Vice president William Ferro agreed with Hochheiser. “We’re not talking about a substantial amount of money,” he said. “We are talking about kids. Anybody who’s been in any of those cafeterias, any of the auditoriums in the elementary school, sat through graduation, I mean, it’s horrific. To think that the kids are sitting in there when it’s 105 degrees or 90 degrees!...In an effort to be consistent among the elementary schools, I would think that if we are going to approve it on one, we should just approve it on all of them.”
Cohesion between all three elementary schools is a major reason why Jericho Superintendent Henry L. Grishman brought the issue to the board. “We had not approached all three elementary schools consistently when this work began,” Grishman said. “This is the recommendation that makes the most sense to us, based upon funding, availability, Jackson Roof Funds, and consistency.”
Funds for the Jackson air conditioning system will be coming out of the previously approved “Jackson Roof Project.” The work at Cantiague is 90 percent completed and should be operational by early September, according to the board. This work is the nearest to completion of the three schools.
As far as why a large portion of these projects were completed without formal board approval, board president Joseph H. Lorintz said the group is “turning over a new leaf.”

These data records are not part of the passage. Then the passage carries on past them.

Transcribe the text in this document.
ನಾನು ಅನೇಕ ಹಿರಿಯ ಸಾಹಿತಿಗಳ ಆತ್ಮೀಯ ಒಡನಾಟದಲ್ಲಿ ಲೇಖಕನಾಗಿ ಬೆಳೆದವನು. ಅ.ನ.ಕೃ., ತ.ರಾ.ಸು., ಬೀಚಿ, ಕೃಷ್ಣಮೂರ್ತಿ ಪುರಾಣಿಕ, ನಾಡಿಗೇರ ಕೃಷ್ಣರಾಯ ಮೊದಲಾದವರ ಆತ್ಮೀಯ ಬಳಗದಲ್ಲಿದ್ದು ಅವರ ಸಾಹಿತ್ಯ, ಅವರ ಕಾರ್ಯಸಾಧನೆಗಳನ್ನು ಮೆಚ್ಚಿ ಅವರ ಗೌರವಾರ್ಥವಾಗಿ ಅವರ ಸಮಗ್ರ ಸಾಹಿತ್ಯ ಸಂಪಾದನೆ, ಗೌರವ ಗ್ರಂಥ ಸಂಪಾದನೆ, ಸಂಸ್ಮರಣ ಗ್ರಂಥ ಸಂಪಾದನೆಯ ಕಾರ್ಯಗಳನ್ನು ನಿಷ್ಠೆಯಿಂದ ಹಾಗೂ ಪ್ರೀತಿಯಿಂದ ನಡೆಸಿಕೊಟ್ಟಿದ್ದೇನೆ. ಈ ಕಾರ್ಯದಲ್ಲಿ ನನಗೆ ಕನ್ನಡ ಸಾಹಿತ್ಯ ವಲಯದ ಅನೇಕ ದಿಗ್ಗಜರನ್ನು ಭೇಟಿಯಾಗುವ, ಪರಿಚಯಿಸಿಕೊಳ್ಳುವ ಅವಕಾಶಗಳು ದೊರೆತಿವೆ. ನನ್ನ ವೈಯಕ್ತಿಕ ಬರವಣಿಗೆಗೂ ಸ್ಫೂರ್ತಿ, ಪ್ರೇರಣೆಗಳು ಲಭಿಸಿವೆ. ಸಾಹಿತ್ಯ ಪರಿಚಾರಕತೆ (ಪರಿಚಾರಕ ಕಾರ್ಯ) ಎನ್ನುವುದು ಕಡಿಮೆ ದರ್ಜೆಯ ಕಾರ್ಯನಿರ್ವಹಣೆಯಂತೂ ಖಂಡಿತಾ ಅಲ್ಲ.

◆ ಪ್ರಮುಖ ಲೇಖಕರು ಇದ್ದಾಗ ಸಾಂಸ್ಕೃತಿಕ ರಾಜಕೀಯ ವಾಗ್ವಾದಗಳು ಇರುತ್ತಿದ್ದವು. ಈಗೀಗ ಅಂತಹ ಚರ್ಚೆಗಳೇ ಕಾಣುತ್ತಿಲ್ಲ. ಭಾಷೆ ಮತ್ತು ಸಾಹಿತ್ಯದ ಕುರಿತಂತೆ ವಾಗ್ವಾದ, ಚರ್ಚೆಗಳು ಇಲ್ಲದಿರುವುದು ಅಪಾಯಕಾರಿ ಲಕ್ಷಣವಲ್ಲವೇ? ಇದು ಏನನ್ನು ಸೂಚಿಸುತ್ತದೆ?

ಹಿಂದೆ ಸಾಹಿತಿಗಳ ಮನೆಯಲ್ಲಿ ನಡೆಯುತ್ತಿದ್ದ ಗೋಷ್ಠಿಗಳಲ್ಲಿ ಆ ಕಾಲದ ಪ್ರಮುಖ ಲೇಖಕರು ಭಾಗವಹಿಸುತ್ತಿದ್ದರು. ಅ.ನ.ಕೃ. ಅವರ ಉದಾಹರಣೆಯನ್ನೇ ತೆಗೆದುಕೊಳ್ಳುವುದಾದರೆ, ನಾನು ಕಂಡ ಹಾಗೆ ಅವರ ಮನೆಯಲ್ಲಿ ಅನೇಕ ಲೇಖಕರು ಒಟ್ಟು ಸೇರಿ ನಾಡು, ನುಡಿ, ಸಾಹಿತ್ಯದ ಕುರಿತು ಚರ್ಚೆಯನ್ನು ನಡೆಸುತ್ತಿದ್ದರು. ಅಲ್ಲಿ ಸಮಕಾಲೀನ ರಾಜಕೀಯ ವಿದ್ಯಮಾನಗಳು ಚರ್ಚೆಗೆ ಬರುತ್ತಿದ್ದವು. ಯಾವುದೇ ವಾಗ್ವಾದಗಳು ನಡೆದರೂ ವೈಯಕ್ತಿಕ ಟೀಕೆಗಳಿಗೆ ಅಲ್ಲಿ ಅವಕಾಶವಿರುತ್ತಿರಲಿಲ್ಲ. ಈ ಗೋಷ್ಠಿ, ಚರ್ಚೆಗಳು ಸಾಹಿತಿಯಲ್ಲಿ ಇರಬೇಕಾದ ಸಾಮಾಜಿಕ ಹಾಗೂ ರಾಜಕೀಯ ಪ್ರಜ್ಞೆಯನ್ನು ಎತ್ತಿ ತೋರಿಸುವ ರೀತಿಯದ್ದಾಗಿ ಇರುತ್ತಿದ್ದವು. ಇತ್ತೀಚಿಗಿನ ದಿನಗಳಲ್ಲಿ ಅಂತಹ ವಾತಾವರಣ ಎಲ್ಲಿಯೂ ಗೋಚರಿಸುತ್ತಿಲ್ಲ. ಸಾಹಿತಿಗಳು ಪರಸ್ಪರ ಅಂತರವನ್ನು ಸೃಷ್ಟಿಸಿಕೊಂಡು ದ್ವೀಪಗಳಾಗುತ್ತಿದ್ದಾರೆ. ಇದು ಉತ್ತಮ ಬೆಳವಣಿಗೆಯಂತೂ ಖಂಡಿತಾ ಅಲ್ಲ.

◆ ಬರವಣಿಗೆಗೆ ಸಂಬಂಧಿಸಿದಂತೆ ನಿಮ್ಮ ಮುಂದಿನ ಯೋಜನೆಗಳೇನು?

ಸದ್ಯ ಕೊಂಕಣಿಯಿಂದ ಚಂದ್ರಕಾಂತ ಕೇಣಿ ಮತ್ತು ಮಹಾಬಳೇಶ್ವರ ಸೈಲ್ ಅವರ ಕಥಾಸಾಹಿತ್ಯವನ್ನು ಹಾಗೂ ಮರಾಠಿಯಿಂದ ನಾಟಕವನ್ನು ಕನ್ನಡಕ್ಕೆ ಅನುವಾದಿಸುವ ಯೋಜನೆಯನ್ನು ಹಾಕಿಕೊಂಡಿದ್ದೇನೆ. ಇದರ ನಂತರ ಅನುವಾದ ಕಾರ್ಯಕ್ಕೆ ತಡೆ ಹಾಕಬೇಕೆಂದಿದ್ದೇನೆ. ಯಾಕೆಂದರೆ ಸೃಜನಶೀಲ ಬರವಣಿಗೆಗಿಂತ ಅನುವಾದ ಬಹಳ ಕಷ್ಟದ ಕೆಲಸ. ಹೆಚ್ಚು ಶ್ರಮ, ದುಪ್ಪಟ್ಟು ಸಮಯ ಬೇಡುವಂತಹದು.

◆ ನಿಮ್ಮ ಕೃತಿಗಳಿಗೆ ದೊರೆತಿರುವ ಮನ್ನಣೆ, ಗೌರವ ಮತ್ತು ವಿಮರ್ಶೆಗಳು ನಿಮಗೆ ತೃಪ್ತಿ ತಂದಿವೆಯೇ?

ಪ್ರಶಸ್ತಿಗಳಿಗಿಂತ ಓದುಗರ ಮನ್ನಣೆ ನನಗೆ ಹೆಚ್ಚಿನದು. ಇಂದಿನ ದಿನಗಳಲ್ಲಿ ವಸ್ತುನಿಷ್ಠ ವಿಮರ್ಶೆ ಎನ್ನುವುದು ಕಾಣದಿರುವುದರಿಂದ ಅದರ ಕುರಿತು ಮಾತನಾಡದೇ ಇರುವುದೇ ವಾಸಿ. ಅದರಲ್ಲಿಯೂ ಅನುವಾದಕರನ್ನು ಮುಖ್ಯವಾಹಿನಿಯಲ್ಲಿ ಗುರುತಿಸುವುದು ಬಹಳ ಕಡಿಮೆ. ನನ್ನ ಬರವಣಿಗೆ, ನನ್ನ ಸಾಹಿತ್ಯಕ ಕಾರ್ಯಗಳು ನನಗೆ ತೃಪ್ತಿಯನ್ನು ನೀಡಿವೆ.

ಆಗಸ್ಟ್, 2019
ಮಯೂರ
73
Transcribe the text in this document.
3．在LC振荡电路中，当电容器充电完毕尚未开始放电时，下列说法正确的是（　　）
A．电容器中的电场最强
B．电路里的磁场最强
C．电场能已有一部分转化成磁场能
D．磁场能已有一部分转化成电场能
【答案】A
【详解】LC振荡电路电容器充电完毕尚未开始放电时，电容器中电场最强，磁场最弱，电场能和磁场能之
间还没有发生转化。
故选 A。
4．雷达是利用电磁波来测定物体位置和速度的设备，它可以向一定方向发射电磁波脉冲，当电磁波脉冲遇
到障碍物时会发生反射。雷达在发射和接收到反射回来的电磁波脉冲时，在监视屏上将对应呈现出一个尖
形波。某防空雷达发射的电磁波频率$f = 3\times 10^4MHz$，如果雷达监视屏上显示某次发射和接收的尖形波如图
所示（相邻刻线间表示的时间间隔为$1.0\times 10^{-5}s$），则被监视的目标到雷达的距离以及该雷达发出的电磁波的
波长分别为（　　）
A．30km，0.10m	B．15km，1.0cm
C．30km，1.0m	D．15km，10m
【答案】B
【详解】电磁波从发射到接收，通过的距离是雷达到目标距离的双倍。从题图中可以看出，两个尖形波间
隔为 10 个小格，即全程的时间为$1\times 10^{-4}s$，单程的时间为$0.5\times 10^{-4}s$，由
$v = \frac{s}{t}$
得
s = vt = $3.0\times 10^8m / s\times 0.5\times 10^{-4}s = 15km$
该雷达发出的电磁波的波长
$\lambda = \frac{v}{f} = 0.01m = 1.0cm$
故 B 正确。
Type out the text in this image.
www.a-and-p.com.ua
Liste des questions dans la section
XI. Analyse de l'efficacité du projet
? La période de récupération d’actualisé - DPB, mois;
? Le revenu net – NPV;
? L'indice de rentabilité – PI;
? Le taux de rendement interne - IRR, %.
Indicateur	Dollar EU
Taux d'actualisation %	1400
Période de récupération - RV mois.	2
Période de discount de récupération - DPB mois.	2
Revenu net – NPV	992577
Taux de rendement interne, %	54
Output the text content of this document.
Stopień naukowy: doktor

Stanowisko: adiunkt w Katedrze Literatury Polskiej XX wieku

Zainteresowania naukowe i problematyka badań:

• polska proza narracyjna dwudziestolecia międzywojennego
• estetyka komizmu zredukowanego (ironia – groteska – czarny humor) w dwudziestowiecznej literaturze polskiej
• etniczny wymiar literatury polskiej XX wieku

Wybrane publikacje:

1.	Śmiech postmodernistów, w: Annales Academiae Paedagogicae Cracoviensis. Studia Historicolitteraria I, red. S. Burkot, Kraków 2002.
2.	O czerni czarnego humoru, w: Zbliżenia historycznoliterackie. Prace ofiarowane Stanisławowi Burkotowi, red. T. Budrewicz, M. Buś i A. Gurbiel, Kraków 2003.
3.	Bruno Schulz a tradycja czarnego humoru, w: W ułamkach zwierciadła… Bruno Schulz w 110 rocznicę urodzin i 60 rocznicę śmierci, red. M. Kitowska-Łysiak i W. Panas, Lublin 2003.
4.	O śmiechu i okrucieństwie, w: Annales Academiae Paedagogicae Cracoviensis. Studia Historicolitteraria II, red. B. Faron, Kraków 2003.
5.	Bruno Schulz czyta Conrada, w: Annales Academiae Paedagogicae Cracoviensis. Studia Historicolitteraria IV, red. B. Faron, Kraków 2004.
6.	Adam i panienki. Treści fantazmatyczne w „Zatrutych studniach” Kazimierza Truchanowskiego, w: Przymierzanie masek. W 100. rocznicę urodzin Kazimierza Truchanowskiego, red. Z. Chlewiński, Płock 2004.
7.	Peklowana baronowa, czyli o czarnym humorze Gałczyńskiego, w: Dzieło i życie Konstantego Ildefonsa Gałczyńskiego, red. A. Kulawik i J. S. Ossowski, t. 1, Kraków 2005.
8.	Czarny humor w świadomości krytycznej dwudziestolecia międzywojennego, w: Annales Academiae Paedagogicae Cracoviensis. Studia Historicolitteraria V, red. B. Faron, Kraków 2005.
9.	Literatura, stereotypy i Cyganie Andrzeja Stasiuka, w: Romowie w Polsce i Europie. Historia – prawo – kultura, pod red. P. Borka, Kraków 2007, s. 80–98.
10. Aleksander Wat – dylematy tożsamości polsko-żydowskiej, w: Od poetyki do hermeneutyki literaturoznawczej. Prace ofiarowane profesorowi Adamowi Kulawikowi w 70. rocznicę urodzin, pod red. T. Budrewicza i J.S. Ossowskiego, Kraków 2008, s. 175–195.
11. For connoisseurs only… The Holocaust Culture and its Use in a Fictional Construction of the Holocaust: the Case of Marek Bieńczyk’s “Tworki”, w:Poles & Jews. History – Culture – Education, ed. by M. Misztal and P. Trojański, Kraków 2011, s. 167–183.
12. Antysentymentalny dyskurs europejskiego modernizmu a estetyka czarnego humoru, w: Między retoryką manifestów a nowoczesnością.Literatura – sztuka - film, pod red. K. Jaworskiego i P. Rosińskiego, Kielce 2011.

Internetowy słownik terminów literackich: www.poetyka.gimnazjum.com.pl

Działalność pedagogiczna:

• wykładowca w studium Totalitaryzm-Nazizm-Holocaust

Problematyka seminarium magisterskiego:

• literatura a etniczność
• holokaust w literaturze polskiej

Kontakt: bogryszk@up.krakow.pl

“The board has requested to be kept informed as to any additional air conditioning work that the district is going to be doing,” Lorintz said.
In the past, the board has occasionally been asked to approve projects after completion. “Because of the times we live in now, the board has asked for much greater reporting to us prior to our spending money,” Ferro told the few attending residents. “These particular issues are kind of unique because they are almost substantially completed in all respects.”
Other business at the meeting included approving the current agreement with the SCOPE After School program and the amount of the 2011-2012 school budget raised by property taxes. Of the $111,962,251 listed in the school budget, $101,337,751 will be raised through property taxes.
The next school board meeting will be held on Sept. 16 at 7:30 p.m. in the Jericho Middle School Library.